O günlerde cenazeler yerlerde sürükleniyor, bedenler teşhir ediliyor, diri diri yakılıyordu insanlar ve kalanlar torbalara konuluyordu. Şanstı(!) kendi torbandan cenazenin çıkması. Zira başka bir cenaze çıkabiliyor ya da ikiye bölünmüş oğlunun yarısı Antep, yarısı Mardin’de olabiliyordu. Ya da kızın diye aldığın cenaze oğlunun çıkabiliyordu…
Evler reyting için bombalanıyor, eşyalar yağmalanıp satılıyordu. Cenazeler “uygun bir şekilde kesilip” yüzleri tanınmaz olabiliyor ya da gözleri oyulabiliyordu. Hatta ve hatta ağaca asılan cenazeler -ki ölmüş olsun diledim- pürümüzle yakılabiliyordu…
Anneler çocuklarının cenazeleri kokmasın diye dondurucuya koyuyor, 3 aylık bebekler kurşunlanıyordu…
Açlığın adını anmak lüks, su ise imkânsızdı. Sokakta ölenlerin üstüne kar yağıyordu. Kürdistan’a kış gelmiş, kar altında can’ım kalmış oluyordu…
Anneler ellerini sürdükleri yanık bodrumlarda çocuklarının izini arıyor, bir doktor bir çocuk çenesi buluyordu küllerin arasında. Dicle’den ise molozların arasında insan kemiği akıyordu…
23 No’lu bodrum toplu mezar oluyor, Şırnak yerle bir ediliyor, Sur bombalanıyordu…
Nereden tutsan kanıyor, nereden baksan dayanamıyordun. Herkes kendi acısıyla sınanıyordu. Acısı olan acısı olanı tez buluyordu da, kimse kimseye bakamıyordu.

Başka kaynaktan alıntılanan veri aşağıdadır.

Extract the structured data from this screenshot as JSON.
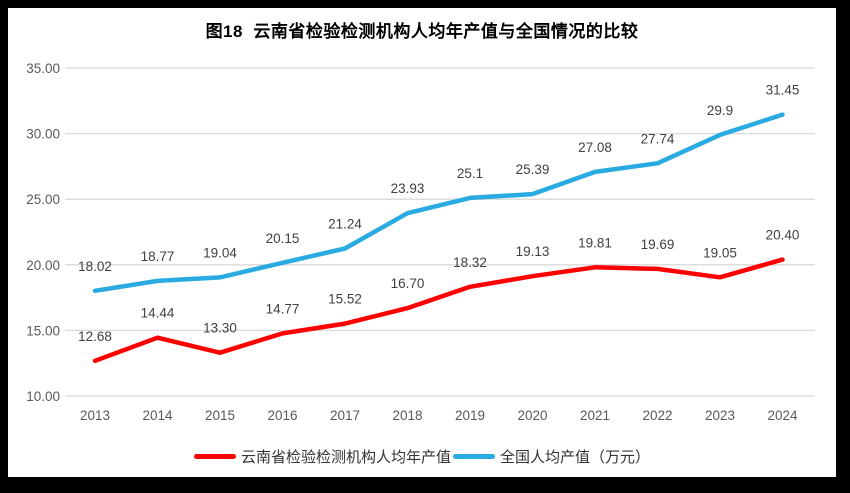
{
  "title": "图18  云南省检验检测机构人均年产值与全国情况的比较",
  "chart_data": {
    "type": "line",
    "title": "图18  云南省检验检测机构人均年产值与全国情况的比较",
    "categories": [
      "2013",
      "2014",
      "2015",
      "2016",
      "2017",
      "2018",
      "2019",
      "2020",
      "2021",
      "2022",
      "2023",
      "2024"
    ],
    "series": [
      {
        "name": "云南省检验检测机构人均年产值",
        "color": "#fe0000",
        "values": [
          12.68,
          14.44,
          13.3,
          14.77,
          15.52,
          16.7,
          18.32,
          19.13,
          19.81,
          19.69,
          19.05,
          20.4
        ],
        "labels": [
          "12.68",
          "14.44",
          "13.30",
          "14.77",
          "15.52",
          "16.70",
          "18.32",
          "19.13",
          "19.81",
          "19.69",
          "19.05",
          "20.40"
        ]
      },
      {
        "name": "全国人均产值（万元）",
        "color": "#29abe2",
        "values": [
          18.02,
          18.77,
          19.04,
          20.15,
          21.24,
          23.93,
          25.1,
          25.39,
          27.08,
          27.74,
          29.9,
          31.45
        ],
        "labels": [
          "18.02",
          "18.77",
          "19.04",
          "20.15",
          "21.24",
          "23.93",
          "25.1",
          "25.39",
          "27.08",
          "27.74",
          "29.9",
          "31.45"
        ]
      }
    ],
    "xlabel": "",
    "ylabel": "",
    "ylim": [
      10,
      35
    ],
    "yticks": [
      {
        "value": 35,
        "label": "35.00"
      },
      {
        "value": 30,
        "label": "30.00"
      },
      {
        "value": 25,
        "label": "25.00"
      },
      {
        "value": 20,
        "label": "20.00"
      },
      {
        "value": 15,
        "label": "15.00"
      },
      {
        "value": 10,
        "label": "10.00"
      }
    ],
    "grid": "horizontal-only",
    "legend_position": "bottom"
  },
  "colors": {
    "frame_background": "#000000",
    "content_background": "#ffffff",
    "gridline": "#d9d9d9",
    "axis_text": "#595959",
    "data_label": "#404040",
    "title_text": "#000000",
    "legend_text": "#333333",
    "series_red": "#fe0000",
    "series_blue": "#29abe2"
  }
}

“Hacı arkadaşımızdı, öldüğünde ağlamak istemiştik ama öyle bir sessizlik vardı ki. Kuzenimi çağırıyor, parka gidip sessizce ağlıyorduk” diyordu biri. Kast ettiği Hacı Lokman Birlik’ti, hani cenazesi sokaklarda sürüklenen.
“Başında öyle ağladım ki, bir anne geldi, kaldırdı, ‘Ağlama, başımız diktir’ dedi. Meğer Murat’ın annesiymiş” diyordu tanık bir gazeteci, ölen gencin başında ağlamasını anlattığında.

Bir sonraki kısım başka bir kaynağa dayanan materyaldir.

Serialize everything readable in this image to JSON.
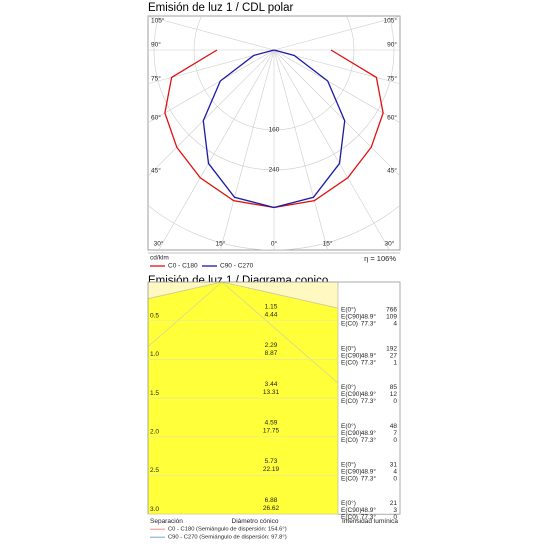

İstisnasız kendine insan diyen herkes kanıyordu bir yerlerinden. Kimi 3 aylık Miray bebeğe, kimi Cemile’ye, kimi 35 günlük Muhammed bebeğe, kimi kapısında vurula Selamet’e, kimi Taybet Ana’ya, kimi oğlunu göremeyen Orhan Tunç’a ya da sofrasına bomba düşen Amedli aileye…

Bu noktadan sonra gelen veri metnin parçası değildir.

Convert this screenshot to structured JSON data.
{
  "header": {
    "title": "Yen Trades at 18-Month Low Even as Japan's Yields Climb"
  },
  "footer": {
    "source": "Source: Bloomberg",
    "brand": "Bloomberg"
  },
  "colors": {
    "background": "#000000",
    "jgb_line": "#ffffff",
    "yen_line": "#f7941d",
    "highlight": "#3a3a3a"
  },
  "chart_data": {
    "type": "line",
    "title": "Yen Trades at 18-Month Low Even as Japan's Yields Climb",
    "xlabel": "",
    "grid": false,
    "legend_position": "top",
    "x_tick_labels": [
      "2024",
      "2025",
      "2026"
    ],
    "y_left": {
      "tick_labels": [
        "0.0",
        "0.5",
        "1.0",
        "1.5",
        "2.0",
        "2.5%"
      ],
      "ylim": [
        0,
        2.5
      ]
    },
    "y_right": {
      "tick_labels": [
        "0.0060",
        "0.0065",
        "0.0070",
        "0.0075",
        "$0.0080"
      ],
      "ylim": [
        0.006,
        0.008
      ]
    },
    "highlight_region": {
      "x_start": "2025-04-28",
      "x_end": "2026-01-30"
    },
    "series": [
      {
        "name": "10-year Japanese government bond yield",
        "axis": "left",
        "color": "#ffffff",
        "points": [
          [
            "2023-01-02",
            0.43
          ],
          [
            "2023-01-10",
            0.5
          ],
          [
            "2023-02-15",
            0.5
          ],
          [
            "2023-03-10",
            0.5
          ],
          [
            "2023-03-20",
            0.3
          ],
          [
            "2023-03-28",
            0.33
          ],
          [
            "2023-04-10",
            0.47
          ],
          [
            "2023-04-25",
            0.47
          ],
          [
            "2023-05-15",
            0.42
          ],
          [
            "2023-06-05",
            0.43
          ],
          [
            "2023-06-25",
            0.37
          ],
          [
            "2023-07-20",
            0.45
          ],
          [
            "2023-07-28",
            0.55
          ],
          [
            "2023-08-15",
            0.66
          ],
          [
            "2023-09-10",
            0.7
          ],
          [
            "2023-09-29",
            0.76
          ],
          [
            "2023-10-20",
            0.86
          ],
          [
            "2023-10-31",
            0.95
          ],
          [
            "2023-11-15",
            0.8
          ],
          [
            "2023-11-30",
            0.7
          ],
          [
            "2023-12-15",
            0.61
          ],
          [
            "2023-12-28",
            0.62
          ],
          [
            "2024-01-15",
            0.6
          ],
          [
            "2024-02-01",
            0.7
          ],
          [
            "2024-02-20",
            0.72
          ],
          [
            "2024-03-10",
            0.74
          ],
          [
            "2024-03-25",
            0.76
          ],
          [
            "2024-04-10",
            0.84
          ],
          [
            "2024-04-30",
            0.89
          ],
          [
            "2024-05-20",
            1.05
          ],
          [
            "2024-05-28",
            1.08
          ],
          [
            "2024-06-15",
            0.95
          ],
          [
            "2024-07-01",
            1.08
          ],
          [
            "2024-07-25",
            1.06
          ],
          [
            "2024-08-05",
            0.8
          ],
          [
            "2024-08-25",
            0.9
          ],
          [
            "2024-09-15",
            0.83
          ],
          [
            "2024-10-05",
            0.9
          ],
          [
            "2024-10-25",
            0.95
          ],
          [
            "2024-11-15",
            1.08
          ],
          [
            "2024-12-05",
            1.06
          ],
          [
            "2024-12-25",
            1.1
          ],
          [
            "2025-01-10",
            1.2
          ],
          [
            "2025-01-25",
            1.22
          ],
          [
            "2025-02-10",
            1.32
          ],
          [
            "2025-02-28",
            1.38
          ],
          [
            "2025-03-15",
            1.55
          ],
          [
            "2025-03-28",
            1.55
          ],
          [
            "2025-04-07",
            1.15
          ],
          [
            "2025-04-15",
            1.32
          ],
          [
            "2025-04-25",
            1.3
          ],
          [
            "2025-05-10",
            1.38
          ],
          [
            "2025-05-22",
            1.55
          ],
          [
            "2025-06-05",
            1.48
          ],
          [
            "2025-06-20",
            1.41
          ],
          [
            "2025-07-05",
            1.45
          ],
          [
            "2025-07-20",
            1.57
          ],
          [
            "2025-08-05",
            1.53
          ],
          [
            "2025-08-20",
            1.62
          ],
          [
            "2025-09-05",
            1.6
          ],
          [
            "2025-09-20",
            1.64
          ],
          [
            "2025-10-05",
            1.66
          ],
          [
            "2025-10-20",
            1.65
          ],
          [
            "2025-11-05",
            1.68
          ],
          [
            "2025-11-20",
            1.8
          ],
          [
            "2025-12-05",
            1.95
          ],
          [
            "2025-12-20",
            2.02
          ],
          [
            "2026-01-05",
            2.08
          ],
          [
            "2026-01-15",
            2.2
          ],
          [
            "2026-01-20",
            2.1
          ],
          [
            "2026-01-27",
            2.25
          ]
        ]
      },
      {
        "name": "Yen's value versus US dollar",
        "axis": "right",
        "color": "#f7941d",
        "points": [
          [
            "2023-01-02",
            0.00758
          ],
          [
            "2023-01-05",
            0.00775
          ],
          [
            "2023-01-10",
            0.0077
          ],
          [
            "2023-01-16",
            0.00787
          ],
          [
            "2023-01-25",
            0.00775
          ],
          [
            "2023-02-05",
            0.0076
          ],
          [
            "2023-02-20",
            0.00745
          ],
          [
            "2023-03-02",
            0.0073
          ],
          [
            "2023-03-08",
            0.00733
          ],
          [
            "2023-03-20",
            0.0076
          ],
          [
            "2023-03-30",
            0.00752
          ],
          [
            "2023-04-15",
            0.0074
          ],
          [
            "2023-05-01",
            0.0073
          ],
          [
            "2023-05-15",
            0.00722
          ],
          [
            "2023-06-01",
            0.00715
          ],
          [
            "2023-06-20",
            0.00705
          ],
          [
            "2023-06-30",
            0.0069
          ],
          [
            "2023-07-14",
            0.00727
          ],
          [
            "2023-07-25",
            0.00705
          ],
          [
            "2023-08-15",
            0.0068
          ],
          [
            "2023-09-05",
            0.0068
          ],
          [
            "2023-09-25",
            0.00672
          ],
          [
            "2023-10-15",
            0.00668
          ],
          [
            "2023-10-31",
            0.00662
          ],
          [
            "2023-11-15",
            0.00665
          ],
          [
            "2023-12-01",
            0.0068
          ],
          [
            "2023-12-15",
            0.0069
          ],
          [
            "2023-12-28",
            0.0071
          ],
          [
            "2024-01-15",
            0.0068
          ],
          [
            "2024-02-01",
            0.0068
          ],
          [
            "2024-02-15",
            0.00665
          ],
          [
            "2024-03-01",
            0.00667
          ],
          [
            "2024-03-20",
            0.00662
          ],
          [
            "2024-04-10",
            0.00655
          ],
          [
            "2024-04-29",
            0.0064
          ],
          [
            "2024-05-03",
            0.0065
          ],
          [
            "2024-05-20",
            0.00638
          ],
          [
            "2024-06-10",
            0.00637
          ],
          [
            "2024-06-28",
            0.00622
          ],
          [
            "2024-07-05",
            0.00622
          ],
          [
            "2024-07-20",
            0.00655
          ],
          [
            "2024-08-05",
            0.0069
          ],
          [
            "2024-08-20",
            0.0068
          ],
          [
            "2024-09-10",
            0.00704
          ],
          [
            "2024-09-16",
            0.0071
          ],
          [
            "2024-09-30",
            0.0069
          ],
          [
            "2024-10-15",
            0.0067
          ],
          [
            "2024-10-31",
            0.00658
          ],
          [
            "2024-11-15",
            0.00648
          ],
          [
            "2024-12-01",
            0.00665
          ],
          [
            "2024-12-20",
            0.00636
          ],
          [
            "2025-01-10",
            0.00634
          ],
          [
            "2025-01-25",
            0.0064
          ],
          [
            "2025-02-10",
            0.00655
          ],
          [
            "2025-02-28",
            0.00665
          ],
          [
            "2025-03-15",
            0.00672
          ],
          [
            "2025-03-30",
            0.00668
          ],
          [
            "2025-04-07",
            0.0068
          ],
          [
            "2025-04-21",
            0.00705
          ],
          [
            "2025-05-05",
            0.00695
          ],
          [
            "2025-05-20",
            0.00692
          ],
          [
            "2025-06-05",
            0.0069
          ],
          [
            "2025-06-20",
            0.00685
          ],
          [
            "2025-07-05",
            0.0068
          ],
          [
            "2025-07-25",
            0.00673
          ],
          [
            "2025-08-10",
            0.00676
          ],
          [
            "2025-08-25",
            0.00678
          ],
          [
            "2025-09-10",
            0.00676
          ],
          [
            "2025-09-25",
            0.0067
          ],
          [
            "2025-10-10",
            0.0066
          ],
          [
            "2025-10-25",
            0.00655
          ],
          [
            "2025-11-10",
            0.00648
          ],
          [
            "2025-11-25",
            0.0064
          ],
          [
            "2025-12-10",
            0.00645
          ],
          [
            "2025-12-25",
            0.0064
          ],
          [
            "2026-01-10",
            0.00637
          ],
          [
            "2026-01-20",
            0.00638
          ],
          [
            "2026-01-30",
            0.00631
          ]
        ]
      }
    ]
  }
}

Biz Kürt basıncıları ise tanık olmanın “sanıklığını” yaşayacaktık sonradan ama olsun, tarihe not düşüyorduk…
Tahir Elçi katledildiği gün misal… Önce haber geldi. Bir arkadaş sosyal medyadan görmüş. “Yok ya” sesleri yükseldi herkesten. Sonra sesi kısık TV’de alt yazı geçti. Tabi inanamadık yine, sonra şimdi tutuklu olan gazeteci Sadık Topaloğlu fotoğrafı gösterdi. Uzanmıştı Diyarbakır ortasına ve kanıyordu yarası Kürtlerin… Sonra bir sessizlik, ama ne sessizlik, ben ölüm deyim sen “kader” de. Kimse konuşamadı, konuşmadı.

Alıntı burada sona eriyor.